Eppure nei padiglioni della fiera internazionale di Monaco di Baviera la crisi semplicemente pareva non esistere, schiere di espositori e di compratori da tutto il mondo, discorsi prudenti, ma sussurri su un mercato ancora vivace, timori per i prossimi mesi come conseguenza della perdita di posti di lavoro nella grande industria e nella finanza, ma quantificazione meno pesante delle prospettive paventate. Il tempo avvolto nelle brume, assai prossimo, dirà se stiamo ballando sul Titanic oppure se ci reggiamo più o meno stabilmente in piedi durante una mareggiata solo più forte delle solite. Certo l'umano comportamento ostenta fiducia, perchè non è possibile sopravvvere pensando al baratro, non è possibile costruire e non sarebbe possibile vivere senza il senso della costruzione. Speriamo, ancor più che esserne convinti e agiamo, come potessimo senza dubbio condizionare il futuro.

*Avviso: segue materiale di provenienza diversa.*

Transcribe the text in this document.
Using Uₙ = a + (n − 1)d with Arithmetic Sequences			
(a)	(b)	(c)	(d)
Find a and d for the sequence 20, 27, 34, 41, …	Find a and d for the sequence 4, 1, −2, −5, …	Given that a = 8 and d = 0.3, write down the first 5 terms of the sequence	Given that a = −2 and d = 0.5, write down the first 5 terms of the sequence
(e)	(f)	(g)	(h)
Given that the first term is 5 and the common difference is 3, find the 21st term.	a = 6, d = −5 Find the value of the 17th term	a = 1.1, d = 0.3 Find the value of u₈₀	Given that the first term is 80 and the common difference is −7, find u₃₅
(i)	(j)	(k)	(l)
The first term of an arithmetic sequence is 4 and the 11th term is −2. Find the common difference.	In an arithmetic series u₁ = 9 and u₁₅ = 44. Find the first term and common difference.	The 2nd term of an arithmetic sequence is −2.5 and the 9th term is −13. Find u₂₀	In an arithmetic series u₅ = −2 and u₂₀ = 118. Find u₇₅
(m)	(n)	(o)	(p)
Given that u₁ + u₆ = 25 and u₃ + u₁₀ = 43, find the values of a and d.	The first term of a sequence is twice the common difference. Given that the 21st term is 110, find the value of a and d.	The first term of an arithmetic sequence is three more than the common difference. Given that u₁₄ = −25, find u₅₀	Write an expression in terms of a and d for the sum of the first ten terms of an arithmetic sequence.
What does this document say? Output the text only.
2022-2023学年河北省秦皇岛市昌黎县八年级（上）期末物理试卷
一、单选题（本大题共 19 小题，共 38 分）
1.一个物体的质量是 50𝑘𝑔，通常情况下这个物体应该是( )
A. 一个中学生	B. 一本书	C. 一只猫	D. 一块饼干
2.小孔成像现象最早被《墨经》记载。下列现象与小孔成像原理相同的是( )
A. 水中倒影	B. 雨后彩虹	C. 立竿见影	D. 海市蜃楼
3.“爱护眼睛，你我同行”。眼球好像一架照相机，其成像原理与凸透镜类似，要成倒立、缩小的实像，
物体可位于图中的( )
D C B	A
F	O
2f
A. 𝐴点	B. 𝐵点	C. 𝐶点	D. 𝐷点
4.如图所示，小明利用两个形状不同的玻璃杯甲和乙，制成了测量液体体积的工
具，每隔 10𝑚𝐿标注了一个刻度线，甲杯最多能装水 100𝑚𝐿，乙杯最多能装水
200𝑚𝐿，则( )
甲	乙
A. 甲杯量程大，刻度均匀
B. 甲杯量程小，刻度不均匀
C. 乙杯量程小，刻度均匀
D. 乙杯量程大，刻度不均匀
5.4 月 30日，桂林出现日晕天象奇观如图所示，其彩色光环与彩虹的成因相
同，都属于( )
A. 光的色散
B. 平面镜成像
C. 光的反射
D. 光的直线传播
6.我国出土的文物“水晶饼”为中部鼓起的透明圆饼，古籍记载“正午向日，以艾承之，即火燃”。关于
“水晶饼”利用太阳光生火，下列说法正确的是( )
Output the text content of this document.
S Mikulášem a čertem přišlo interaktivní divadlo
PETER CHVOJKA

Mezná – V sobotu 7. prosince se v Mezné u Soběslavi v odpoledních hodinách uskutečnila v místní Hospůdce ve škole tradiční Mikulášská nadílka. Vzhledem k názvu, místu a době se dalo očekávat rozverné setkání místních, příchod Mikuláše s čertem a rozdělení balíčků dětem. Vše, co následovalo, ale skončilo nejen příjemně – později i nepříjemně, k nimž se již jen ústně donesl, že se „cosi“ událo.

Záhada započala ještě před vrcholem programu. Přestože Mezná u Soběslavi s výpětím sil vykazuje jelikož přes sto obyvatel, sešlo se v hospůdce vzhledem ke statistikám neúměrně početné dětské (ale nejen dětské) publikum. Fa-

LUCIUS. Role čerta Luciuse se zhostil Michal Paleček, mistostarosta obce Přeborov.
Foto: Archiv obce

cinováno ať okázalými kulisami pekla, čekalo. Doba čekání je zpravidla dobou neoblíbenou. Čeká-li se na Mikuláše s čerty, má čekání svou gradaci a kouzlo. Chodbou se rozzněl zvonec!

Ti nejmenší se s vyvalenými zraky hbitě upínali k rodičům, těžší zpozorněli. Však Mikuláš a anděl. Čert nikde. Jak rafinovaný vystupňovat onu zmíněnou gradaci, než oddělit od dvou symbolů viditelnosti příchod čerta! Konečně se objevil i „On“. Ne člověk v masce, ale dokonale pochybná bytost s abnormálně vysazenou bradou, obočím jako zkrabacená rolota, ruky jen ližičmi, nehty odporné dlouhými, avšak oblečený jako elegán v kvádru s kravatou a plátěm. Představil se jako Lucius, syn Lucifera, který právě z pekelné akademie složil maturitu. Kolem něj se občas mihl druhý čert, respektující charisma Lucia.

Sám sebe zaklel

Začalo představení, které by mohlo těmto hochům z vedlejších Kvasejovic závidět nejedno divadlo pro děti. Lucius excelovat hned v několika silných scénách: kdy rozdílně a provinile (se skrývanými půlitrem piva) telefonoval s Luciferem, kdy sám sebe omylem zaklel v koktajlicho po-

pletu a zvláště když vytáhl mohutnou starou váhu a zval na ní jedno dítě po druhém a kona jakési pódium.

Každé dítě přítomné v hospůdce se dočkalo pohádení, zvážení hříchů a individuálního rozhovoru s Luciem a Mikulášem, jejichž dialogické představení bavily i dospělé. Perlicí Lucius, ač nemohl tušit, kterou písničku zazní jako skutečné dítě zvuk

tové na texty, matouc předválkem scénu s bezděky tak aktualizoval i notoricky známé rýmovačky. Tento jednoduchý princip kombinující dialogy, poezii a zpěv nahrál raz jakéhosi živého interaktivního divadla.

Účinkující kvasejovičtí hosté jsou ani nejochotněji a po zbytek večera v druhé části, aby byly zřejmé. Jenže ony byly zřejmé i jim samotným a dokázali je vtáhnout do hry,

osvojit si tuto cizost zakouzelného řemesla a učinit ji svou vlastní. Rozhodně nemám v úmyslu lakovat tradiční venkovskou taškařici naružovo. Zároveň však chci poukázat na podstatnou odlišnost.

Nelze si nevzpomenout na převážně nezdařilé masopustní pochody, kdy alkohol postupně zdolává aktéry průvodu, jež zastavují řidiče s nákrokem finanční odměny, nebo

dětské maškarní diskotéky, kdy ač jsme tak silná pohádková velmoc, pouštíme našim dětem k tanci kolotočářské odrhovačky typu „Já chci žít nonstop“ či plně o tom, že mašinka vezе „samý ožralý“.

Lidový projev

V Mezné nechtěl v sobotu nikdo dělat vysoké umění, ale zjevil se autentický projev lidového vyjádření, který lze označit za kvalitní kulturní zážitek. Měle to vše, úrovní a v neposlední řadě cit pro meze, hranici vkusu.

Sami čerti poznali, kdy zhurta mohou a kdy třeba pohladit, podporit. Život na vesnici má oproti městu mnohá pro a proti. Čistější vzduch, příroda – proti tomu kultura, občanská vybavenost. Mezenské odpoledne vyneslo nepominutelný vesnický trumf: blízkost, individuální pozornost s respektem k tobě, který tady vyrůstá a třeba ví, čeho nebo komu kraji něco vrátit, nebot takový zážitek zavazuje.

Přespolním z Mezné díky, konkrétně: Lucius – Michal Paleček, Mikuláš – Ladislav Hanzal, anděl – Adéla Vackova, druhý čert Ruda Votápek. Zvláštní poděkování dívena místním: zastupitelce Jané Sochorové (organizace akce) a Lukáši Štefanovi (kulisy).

Norman mi dice che ci aspettano tempi di inflazione da stampa di moneta, altro non è la messa in circolazione di buoni del tesoro da parte dei governi per coprire la voragine dei conti bancari, la Fed americana sta comprando i titoli del tesoro americani, apparentemente una assurdità, ma un modo per calmierarne e tenerne bassi i tassi, fino a che ci si riesce almeno. Uno scenario più da anni settanta che da grande depressione del 1929, del resto non esiste altro modo di recuperare il denaro bruciato che non sia ristamparlo, l'inflazione potrà essere la cura.

Dieter piange l'amico volato in Paradiso, lo vado a trovare allo stand alla fiera, conosceva mio Padre da decenni, avevano creato un mercato insieme ed è indimenticabile per entrambi quella sera nel caratteristico ristorante di Amsterdam, io adolescente e lui già fabbricante, entrambi tesi ad ascoltare le parole del mio grande uomo saggio.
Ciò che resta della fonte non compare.